Чай, отбеленный молоком, свободно стекал по подбородку портового чиновника.
— Кем же вы, мэм, э-э, желаете трудиться? — приходил в себя управляющий.
— Какие есть вакансии?
— Бухгалтером… Вернее, его помощником…
— Это не подойдет, так как у меня не имеется специального образования.
Управляющий развел руками.
— Для женского пола более работы нет. Никакой…
— А для мужского?
— А мужчины здесь все грубые и все докеры.
— Что такое докер?
— Грузчик.
— Подходит, — кивнула Лизбет. — Выйду на работу завтра, и не смейте меня отговаривать!
Уходя из конторы, Лизбет вдруг вспомнила, как читала в пансионе Толстого и Достоевского, силясь понять, что представляют собой мужчины. «Увидим», — подумала она, улыбаясь…

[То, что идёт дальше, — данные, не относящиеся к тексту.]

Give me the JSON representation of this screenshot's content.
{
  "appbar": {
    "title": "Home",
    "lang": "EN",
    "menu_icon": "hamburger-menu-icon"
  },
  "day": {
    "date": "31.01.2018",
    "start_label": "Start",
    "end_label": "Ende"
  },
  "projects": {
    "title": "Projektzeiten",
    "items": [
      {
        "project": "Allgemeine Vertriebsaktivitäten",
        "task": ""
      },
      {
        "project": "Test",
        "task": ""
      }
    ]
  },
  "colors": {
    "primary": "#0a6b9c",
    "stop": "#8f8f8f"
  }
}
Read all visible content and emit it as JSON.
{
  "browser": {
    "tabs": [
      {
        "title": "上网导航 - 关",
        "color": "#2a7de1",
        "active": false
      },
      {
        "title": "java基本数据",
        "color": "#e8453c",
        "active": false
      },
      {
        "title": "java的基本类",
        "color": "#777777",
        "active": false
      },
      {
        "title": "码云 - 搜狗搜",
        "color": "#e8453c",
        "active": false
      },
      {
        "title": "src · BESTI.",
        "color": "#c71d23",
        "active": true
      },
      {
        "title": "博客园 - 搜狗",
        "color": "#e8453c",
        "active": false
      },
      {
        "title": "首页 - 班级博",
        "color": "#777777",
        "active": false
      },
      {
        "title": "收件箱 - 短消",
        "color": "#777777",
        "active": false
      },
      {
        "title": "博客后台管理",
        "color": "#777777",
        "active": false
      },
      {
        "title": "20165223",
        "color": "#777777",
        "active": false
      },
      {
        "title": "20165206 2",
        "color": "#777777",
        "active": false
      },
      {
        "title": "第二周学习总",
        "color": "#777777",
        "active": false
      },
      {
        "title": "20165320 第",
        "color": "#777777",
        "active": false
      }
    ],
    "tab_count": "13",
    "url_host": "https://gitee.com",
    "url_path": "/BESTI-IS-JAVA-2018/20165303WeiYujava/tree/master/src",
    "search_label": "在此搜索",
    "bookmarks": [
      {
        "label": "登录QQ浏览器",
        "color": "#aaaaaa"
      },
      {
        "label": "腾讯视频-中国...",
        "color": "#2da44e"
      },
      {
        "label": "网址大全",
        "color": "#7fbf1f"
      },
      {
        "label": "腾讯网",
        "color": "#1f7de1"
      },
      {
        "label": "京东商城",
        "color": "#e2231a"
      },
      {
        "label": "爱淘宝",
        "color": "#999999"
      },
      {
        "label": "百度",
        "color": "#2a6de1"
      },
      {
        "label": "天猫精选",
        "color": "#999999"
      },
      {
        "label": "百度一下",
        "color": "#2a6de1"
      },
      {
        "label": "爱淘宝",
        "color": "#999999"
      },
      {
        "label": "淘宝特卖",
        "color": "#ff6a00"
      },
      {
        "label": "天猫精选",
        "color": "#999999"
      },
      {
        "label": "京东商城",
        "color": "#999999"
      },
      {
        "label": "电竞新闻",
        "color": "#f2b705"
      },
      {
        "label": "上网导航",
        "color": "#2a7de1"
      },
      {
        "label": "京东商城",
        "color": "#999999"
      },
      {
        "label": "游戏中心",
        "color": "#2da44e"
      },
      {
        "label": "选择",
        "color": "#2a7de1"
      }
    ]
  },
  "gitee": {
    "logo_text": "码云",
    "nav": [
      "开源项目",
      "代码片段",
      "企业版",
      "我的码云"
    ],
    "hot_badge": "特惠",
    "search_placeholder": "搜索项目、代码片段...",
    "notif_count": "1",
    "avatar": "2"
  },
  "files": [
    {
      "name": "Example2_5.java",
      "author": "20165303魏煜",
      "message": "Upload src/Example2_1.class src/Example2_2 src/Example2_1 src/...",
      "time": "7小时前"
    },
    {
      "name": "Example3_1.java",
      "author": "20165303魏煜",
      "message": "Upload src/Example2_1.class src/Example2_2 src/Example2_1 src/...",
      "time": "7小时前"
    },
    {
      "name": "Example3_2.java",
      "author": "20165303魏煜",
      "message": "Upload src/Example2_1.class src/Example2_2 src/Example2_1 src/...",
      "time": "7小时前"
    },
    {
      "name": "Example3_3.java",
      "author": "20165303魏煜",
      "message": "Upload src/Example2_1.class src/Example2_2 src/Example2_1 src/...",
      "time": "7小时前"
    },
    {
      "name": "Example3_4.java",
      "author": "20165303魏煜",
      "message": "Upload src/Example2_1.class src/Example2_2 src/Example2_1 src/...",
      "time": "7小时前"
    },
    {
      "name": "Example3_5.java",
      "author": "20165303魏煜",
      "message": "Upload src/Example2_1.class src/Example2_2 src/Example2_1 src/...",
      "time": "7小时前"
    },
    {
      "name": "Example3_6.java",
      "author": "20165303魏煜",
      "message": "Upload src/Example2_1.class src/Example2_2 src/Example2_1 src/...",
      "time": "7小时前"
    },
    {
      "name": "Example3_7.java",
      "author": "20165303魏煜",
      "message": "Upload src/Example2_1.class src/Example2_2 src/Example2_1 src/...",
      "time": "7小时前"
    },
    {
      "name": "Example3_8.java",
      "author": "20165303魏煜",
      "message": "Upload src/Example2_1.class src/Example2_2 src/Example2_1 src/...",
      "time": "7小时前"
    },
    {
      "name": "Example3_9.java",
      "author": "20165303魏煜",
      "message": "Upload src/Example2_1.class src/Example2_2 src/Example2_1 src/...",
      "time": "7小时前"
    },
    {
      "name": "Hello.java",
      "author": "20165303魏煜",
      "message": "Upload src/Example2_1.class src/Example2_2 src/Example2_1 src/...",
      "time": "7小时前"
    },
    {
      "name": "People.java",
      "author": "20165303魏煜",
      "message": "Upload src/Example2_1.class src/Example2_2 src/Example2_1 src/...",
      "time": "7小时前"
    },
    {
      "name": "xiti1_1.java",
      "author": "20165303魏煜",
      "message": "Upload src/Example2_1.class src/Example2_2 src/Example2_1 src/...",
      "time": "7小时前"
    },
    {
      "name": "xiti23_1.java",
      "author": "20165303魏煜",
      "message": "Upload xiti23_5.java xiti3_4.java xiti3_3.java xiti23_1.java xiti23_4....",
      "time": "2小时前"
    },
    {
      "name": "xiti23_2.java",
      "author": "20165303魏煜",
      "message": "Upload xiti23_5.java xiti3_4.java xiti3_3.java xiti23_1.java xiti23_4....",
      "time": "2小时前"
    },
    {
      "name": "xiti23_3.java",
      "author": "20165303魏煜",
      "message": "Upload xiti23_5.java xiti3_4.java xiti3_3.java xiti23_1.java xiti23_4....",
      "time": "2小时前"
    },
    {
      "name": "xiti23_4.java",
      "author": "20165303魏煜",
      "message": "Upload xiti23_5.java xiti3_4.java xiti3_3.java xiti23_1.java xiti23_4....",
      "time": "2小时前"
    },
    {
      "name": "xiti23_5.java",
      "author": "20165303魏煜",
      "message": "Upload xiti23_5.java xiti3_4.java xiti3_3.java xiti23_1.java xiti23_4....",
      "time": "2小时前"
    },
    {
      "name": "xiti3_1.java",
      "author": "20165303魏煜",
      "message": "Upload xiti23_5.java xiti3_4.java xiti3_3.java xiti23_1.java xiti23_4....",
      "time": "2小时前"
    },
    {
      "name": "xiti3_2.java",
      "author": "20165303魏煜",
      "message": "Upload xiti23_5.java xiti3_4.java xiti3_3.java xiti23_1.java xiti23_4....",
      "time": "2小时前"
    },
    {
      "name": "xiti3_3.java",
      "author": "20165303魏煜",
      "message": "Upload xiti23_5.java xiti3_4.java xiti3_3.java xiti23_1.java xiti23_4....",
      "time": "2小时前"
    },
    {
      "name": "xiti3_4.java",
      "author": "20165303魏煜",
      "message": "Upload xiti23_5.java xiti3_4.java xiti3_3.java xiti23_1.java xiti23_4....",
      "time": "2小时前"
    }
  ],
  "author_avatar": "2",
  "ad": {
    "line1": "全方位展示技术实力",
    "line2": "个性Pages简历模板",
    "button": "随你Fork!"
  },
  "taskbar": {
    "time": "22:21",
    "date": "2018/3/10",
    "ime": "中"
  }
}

Управляющий глядел вслед своей хозяйке и дивился широкости ее спины и мощи ягодиц. Еще он отчаянно трусил, что ситуация может выйти из-под контроля и он лишится места, к которому привык, как к родному.
В портовом магазине Лизбет купила докерскую робу и грубые перчатки, какие видела у управляющего в кабинете.
На следующий день, в семь утра, она поднималась на борт французского судна «Аквариус». Здесь же находился управляющий и еще мужиков тридцать: все как на подбор — здоровенные, бородатые и пахучие, как кислый овечий сыр.